Middlesex DA looking to consolidate opioid efforts
Ryan: Hodgepodge of responses confusing
A research project in Middlesex County will add up the costs of opioid abuse and examine how institutions from elementary schools to police departments and county morgues can better address the crisis.
Middlesex District Attorney Marian T. Ryan said her office is working with the American Institutes for Research to study the opioid crisis and plan ways to streamline how public and private groups respond.
Ryan said the reaction to the opioid crisis has become a hodgepodge of disconnected efforts using different clinical terminology — a confusing muddle of wellintentioned prevention and treatment programs that is too complicated for addicts.
“Addiction is a disease of disorganization,” Ryan said, explaining how addicts’ focus on their next hit crowds out their family, job and other priorities.
“To take a person in that state of disorganization and to expect they are going to be able to navigate a variety of systems … when those systems aren’t connecting or talking to each other or even speaking the same language, is to set a task that even many people who are here today — who may have the benefits of education, maybe have the benefits of sobriety, who may have the benefits of English as their first language — would find impossible,” Ryan said.
The study is being funded in part by a $25,000 state grant Ryan said was secured by state Sen.
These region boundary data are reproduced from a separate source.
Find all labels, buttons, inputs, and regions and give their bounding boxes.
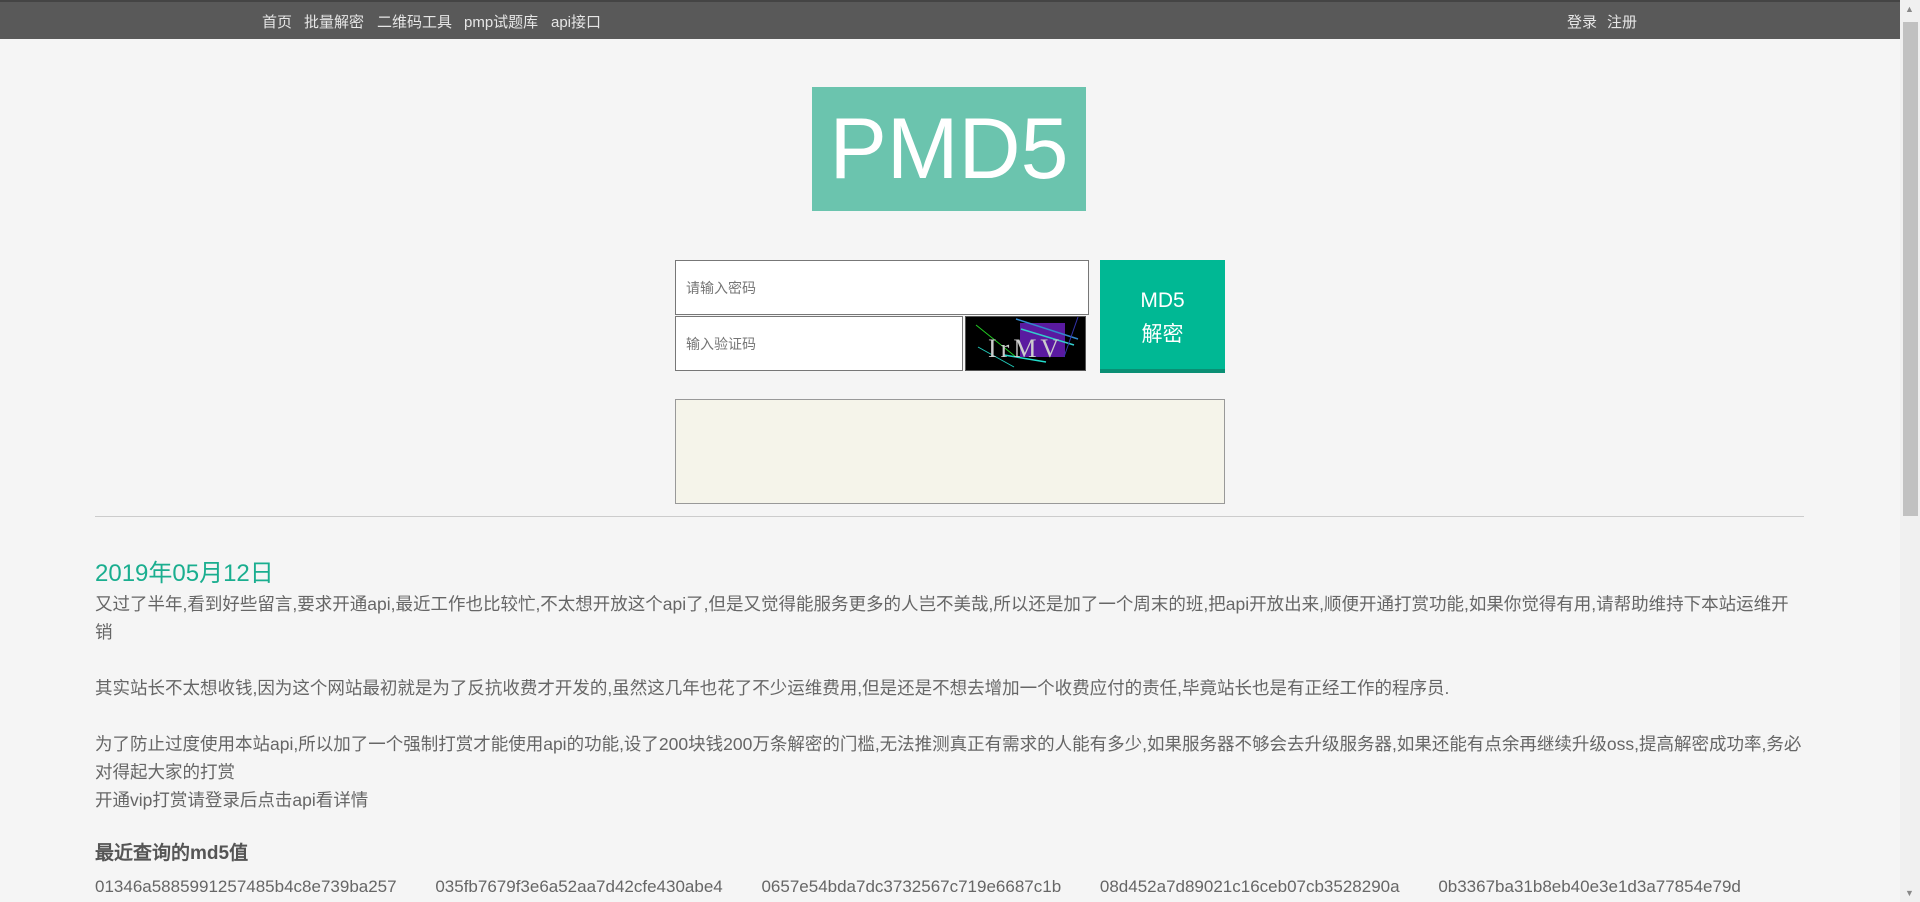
scroll-down-icon[interactable]: ▼ — [1905, 888, 1914, 898]
result-box — [675, 399, 1225, 504]
md5-link[interactable]: 0657e54bda7dc3732567c719e6687c1b — [761, 877, 1061, 896]
logo: PMD5 — [812, 87, 1086, 211]
recent-md5-heading: 最近查询的md5值 — [95, 843, 249, 864]
captcha-image[interactable]: IrMV — [965, 316, 1086, 371]
notice-date: 2019年05月12日 — [95, 560, 274, 587]
md5-link[interactable]: 08d452a7d89021c16ceb07cb3528290a — [1100, 877, 1400, 896]
scrollbar[interactable]: ▲ ▼ — [1900, 0, 1920, 902]
submit-label-2: 解密 — [1141, 323, 1184, 346]
recent-md5-list: 01346a5885991257485b4c8e739ba257 035fb76… — [95, 877, 1804, 897]
md5-link[interactable]: 035fb7679f3e6a52aa7d42cfe430abe4 — [435, 877, 722, 896]
notice-paragraph: 开通vip打赏请登录后点击api看详情 — [95, 790, 369, 810]
md5-decrypt-button[interactable]: MD5 解密 — [1100, 260, 1225, 373]
nav-login[interactable]: 登录 — [1567, 11, 1597, 32]
notice-section: 2019年05月12日 又过了半年,看到好些留言,要求开通api,最近工作也比较… — [95, 558, 1804, 897]
scroll-up-icon[interactable]: ▲ — [1905, 4, 1914, 14]
captcha-text: IrMV — [988, 334, 1063, 363]
nav-qrcode-tool[interactable]: 二维码工具 — [377, 11, 452, 32]
md5-link[interactable]: 0b3367ba31b8eb40e3e1d3a77854e79d — [1438, 877, 1741, 896]
nav-home[interactable]: 首页 — [262, 11, 292, 32]
nav-batch-decrypt[interactable]: 批量解密 — [304, 11, 364, 32]
nav-api[interactable]: api接口 — [551, 11, 601, 32]
nav-pmp-questions[interactable]: pmp试题库 — [464, 11, 538, 32]
md5-link[interactable]: 01346a5885991257485b4c8e739ba257 — [95, 877, 397, 896]
password-input[interactable] — [675, 260, 1089, 315]
top-nav: 首页 批量解密 二维码工具 pmp试题库 api接口 登录 注册 — [0, 0, 1900, 39]
notice-paragraph: 为了防止过度使用本站api,所以加了一个强制打赏才能使用api的功能,设了200… — [95, 734, 1802, 782]
scrollbar-thumb[interactable] — [1903, 22, 1918, 516]
divider — [95, 516, 1804, 517]
nav-register[interactable]: 注册 — [1607, 11, 1637, 32]
notice-paragraph: 又过了半年,看到好些留言,要求开通api,最近工作也比较忙,不太想开放这个api… — [95, 594, 1789, 642]
submit-label-1: MD5 — [1140, 289, 1185, 312]
notice-paragraph: 其实站长不太想收钱,因为这个网站最初就是为了反抗收费才开发的,虽然这几年也花了不… — [95, 678, 1450, 698]
captcha-input[interactable] — [675, 316, 963, 371]
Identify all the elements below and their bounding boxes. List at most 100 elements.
Jamie Eldridge.
Jennifer Loeffler-Cobia of the American Institutes for Research said the opioid response needs to be informed by local data that can help “health, justice and social service systems to work on an integrated approach.”
Gov. Charlie Baker this week introduced a second major opioid bill to address the scourge that killed more than 2,000 people last year — with 12 percent of those deaths in Middlesex County.
Ryan said through all the research and data on opioid addiction the people in her office haven’t forgotten its human toll.
“We have never lost sight of the fact that every one of those numbers, every dot on a map, every mark on a graph is somebody’s son or daughter,” Ryan said, “and increasingly for us somebody’s mom or dad.”